Offsetting any TCO benefits are two major things that datacenter operators dislike about deploying CPO-based systems: the lack of interoperability and serviceability challenges.
The challenges of CPO extend to outside the package and into the whole system. Managing fibers, front plate density, external lasers are all essential parts that are challenges. To enable CPO the chip company needs to provide an end-to-end solution which the customer can deploy. This is a continuation of the trend we are seeing, especially with Nvidia, who is focused on system design to scale performance.
Proprietary solutions vs standards
One key challenge to CPO adoption is achieving interoperability while overcoming the industry’s deep-rooted reliance on the well-established and highly interoperable pluggable optics model.
There are three key flavors of interoperability: (1) electrical, (2) optical, and (3) mechanical. For pluggables, interoperability:
Is typically handled by the OIF (Optical Internetworking Forum),
is typically handled by IEEE (and sometimes the OIF). IEEE plays a central role through its IEEE 802.3 standard, which defines the Ethernet Physical Medium Dependent (PMD) layers. These specifications cover key parameters such as modulation formats, lane speeds, lane counts, reach and media types, and wavelengths for optical signals. By conforming to these standardized PMDs, transceivers from different vendors can operate interchangeably, ensuring true plug-and-play compatibility across a multi-vendor ecosystem,
and is typically handled by MSAs (Multi-Source Agreements). MSAs define specialized solutions and ensure multi-vendor interoperability outside of official IEEE standards.

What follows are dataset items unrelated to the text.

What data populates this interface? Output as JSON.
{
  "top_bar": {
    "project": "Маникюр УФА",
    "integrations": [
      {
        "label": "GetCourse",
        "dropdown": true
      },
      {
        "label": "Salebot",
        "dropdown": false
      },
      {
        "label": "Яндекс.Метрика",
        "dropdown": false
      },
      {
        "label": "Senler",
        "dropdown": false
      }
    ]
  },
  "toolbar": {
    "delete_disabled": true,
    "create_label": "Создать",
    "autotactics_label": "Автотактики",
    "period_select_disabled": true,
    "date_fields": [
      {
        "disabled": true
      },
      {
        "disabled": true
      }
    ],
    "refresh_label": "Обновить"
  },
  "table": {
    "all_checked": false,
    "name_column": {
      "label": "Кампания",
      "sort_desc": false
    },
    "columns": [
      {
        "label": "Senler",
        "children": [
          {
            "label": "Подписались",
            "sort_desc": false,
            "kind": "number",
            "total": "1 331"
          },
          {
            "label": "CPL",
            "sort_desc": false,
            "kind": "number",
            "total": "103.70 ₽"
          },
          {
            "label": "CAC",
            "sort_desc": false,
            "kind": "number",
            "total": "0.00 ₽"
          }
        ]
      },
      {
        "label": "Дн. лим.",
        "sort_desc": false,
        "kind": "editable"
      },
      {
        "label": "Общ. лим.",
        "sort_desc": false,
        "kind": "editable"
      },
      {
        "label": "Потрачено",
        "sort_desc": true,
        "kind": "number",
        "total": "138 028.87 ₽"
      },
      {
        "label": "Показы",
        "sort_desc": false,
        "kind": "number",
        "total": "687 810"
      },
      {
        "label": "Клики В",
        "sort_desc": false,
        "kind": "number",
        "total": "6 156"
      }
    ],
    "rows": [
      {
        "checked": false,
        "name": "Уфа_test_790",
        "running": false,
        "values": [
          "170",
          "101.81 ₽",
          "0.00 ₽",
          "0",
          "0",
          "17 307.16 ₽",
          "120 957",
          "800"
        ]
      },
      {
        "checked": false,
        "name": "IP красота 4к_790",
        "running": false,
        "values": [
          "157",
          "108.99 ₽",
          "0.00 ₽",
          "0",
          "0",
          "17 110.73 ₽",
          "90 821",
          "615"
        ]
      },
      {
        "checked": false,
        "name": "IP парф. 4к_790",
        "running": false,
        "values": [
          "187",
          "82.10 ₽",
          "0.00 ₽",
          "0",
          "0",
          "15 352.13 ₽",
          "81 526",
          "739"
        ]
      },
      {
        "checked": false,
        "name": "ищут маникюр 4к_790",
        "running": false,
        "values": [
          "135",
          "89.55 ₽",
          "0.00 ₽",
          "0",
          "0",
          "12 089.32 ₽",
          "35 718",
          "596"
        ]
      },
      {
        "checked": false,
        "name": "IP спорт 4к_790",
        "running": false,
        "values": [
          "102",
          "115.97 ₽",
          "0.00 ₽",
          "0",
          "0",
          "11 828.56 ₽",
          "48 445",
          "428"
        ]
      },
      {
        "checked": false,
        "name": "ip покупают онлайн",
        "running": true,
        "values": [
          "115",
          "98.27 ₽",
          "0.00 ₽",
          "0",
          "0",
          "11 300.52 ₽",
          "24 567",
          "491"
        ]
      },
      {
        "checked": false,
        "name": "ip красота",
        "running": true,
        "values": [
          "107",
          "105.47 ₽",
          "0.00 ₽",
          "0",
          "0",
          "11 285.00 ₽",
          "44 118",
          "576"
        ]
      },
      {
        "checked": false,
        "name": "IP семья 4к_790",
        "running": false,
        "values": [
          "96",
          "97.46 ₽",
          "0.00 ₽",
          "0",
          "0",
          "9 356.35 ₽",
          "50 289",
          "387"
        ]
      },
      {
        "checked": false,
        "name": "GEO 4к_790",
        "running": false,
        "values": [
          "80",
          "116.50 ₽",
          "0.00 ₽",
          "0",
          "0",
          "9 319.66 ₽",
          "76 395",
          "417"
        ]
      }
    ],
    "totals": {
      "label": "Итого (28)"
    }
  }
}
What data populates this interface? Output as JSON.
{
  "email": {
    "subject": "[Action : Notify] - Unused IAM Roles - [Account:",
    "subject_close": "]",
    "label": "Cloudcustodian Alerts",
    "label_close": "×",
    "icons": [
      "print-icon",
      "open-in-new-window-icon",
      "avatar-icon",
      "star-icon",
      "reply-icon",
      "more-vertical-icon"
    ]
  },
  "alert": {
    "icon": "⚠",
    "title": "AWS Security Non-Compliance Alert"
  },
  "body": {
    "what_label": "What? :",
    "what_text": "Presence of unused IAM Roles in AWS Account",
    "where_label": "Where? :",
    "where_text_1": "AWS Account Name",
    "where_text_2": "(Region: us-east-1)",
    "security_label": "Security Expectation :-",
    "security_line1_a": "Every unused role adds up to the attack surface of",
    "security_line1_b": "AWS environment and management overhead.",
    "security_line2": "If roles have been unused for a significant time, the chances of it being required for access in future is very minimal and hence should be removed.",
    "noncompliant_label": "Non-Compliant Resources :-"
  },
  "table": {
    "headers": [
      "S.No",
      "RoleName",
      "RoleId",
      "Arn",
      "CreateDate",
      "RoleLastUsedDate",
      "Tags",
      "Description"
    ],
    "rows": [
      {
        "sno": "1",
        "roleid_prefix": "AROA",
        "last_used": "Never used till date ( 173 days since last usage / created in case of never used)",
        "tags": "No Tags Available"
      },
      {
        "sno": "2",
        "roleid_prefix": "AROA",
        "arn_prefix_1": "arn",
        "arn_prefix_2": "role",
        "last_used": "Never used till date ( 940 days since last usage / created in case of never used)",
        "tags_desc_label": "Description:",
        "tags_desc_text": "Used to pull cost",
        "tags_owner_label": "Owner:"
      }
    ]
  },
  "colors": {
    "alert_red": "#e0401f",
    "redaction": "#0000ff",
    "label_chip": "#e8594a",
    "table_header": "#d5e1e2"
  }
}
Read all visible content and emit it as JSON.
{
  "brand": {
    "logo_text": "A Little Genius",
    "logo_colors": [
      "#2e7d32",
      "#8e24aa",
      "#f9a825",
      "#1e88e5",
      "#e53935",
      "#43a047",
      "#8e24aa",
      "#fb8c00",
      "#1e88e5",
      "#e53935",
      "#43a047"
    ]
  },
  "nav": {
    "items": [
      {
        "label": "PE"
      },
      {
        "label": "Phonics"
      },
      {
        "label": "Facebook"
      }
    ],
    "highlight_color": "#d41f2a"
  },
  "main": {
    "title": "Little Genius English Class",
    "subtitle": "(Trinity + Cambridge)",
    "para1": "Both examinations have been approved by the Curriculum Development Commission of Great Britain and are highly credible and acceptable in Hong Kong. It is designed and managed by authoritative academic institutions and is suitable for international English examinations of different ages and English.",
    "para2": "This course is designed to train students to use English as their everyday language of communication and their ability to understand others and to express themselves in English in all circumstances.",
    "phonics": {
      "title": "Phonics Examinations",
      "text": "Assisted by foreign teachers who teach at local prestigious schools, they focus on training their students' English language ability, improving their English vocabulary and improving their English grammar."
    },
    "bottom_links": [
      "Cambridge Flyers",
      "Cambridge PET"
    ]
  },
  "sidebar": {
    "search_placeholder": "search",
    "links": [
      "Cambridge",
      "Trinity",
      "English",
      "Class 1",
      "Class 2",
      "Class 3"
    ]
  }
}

Through the combination of OIF, IEEE standards and MSAs, pluggable transceivers achieve broad interoperability and a robust multi-vendor ecosystem. For CPO:
It’s critical that CPO modules be compliant electrically, as otherwise they cannot speak with state-of-the-art SerDes.
Compatibility on optical is helpful because it can then be compatible with standard pluggables elsewhere in the cluster.
It is important to understand that CPO is in the “wild west” phase, with some solutions and architectural decisions leading towards completely proprietary form factors. This is what the new OIF high-density interconnect efforts (such as the CPX paradigm) are trying to address.
Once (1)+(2)+(3) are covered, CPO can become operationally very similar to pluggables, which will help enable widespread adoption.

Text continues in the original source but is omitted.